The Cochise County Board of Supervisors will consider a contract with Combined Public Communications to provide in-jail voice, video and tablet communications for the county jail system at its regular meeting next week. County staff said the vendor will install its own broadband inside all three county jails and that remote video visitation, text messaging and attorney-only sessions would be supported.
The board reviewed the proposal during a work session and sought clarification about transferability to a future jail facility and costs to users. Commander Bradshaw joined the discussion as the county's presenter for the item and confirmed the system would be transferable to a new facility.
Why it matters: the vendor-funded model changes how counties deliver inmate communications by shifting hardware and network installation to the vendor and charging fees to remote users while on-site visitation remains free. Staff estimated initial commission revenue to the county of about $8,000 per month under current usage assumptions, and noted a typical per-text or per-minute charge to remote users; specific per-video-minute pricing was in the contract exhibits.
Details: staff reported the county received seven bids for the project and selected this vendor after technical review including an IT compatibility check. The vendor model includes installation, broadband inside facilities, and options for secure attorney sessions that are not recorded. On-site visitation at county visitation centers would remain free; remote visits would be paid by users. Staff also said some short-text limits (about 150 characters) apply to messaging features.

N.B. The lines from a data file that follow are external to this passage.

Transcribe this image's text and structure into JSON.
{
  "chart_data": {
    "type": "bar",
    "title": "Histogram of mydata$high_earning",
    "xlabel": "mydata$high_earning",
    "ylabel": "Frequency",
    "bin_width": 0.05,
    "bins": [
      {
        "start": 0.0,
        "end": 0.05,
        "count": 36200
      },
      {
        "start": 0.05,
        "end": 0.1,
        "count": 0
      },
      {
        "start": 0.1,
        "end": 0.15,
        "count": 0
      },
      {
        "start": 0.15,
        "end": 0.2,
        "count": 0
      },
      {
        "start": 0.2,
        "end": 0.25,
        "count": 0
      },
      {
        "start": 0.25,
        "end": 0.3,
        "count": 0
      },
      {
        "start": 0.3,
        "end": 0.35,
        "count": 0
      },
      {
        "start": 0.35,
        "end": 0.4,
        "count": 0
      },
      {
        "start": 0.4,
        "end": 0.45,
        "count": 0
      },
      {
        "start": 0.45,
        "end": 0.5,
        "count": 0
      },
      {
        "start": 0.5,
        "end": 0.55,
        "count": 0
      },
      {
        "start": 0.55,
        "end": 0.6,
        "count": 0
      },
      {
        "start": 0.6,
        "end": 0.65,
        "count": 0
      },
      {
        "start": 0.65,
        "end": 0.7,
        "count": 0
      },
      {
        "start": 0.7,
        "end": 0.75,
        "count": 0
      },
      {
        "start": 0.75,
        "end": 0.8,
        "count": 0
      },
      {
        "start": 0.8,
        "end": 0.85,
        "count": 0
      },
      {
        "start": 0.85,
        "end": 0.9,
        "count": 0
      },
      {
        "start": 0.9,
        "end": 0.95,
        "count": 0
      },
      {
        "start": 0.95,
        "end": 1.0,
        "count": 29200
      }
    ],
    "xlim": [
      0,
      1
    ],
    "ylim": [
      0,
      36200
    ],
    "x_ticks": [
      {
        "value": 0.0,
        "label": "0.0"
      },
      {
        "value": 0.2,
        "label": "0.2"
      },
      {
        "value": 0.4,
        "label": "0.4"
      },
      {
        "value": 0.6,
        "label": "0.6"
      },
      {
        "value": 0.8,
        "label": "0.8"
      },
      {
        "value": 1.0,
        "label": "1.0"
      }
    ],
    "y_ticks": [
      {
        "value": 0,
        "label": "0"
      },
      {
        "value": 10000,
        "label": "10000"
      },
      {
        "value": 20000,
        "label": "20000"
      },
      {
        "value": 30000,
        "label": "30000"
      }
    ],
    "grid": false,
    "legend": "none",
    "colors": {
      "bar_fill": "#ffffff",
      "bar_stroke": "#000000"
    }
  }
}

Status and next steps: the item is listed as an action item for the regular meeting; no formal vote or contract award occurred during the work session. If the board places the item on consent and approves it next week, county staff will execute and manage contract implementation with jail leadership and the vendor.
Context: the county said the contract is designed to integrate with existing court and jail practices, reduce in-person transport demand, and support remote attorney access. The board discussed but did not decide on any policy changes tied to the contract during the work session.